Le nouveau Petten fut construit un peu plus au nord. Entre 1946 et 1957 apparut un nouveau centre comprenant plus d’une centaine de logements. La vie du village revint, mais l’ancien plan ne fut pas restauré. Les nouvelles rues suivirent d’autres lignes et les relations entre église, cimetière, mairie et habitations disparurent.
La position du cimetière changea elle aussi. Avant la guerre, il entourait l’église au milieu des maisons. Dans le nouveau plan, il se retrouva d’abord en bordure. Des constructions plus récentes finirent ensuite par l’entourer de nouveau. Le cimetière resta immobile tandis que le village changeait complètement de forme.

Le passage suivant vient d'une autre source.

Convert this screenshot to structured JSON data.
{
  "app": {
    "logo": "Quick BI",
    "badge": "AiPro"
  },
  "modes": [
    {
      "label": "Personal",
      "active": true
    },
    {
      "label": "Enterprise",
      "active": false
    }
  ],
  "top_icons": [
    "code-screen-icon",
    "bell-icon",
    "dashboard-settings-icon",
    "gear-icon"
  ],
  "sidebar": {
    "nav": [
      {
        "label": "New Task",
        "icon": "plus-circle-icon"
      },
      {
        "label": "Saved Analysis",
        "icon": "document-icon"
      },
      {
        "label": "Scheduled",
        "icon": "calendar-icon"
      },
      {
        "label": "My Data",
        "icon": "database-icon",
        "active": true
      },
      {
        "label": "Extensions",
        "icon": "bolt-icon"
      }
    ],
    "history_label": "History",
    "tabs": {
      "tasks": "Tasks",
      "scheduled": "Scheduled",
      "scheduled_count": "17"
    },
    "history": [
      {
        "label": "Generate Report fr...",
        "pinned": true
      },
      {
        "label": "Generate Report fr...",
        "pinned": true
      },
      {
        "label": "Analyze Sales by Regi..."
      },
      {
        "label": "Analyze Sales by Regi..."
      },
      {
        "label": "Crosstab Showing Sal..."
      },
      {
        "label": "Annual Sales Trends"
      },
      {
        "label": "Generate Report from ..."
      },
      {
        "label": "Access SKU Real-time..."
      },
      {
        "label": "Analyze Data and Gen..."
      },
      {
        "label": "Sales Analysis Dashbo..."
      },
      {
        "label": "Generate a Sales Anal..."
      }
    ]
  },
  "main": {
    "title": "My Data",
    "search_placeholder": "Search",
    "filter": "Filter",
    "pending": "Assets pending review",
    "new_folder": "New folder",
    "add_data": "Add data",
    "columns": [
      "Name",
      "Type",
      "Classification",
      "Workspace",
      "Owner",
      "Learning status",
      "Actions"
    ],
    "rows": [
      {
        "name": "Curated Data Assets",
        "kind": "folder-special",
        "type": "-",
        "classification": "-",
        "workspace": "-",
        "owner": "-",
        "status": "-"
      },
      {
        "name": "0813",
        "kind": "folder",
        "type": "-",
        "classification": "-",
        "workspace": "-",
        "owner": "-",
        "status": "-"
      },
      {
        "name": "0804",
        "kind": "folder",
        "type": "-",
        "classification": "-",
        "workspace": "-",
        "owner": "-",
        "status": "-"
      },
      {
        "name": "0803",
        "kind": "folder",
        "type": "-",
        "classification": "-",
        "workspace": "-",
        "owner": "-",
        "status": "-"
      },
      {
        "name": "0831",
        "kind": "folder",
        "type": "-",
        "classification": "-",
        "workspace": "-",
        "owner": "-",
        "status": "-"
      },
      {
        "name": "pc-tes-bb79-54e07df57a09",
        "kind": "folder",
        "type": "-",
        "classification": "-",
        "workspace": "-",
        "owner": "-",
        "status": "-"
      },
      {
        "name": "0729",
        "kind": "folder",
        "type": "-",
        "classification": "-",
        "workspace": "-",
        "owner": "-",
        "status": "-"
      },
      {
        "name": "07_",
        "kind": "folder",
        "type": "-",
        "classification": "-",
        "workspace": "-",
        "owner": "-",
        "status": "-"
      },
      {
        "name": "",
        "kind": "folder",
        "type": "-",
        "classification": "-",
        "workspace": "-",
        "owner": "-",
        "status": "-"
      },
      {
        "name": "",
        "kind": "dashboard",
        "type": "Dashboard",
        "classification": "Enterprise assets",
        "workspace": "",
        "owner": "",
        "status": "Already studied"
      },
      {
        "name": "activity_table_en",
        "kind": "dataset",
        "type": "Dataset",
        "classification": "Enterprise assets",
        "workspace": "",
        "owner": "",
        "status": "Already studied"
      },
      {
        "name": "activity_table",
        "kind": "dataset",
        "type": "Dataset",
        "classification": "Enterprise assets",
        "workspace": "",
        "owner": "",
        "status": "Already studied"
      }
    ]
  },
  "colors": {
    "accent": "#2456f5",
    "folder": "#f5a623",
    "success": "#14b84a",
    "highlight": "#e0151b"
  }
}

Là où l’ancien et le nouveau Petten se rencontrent
Peu d’autres éléments du troisième Petten sont reconnaissables en surface. Les photographies anciennes montrent des rues étroites, des maisons en bois et en brique, des cours, des clôtures et l’église comme repère fixe. Le même secteur présente aujourd’hui des logements de la reconstruction et des rues modernes. La continuité entre les deux périodes réside surtout dans le cimetière préservé.
Le troisième Petten disparut autrement que les villages antérieurs. La mer ne l’emporta pas et aucune tempête n’en fut la cause directe. Sa destruction fut décidée à l’avance, la population évacuée et les bâtiments démontés un par un. De nombreuses maisons étaient encore utilisables lorsqu’elles disparurent.
La reconstruction rétablit la vie villageoise, mais ne put restituer le paysage disparu. De nouveaux logements offrirent de nouveau un abri, mais l’ancien réseau de rues, de voisinages, de cours et de repères avait été rompu. Le Petten actuel est donc à la fois le successeur du troisième village et le résultat visible de l’occupation et de la reconstruction.
Le cimetière resta à sa place, mais tout ce qui lui donnait son sens changea. L’église, la mairie, les rues et les maisons disparurent entre 1943 et 1944. Ce qui apparaît aujourd’hui comme un lieu silencieux entre des logements d’après-guerre était autrefois le cœur du troisième Petten.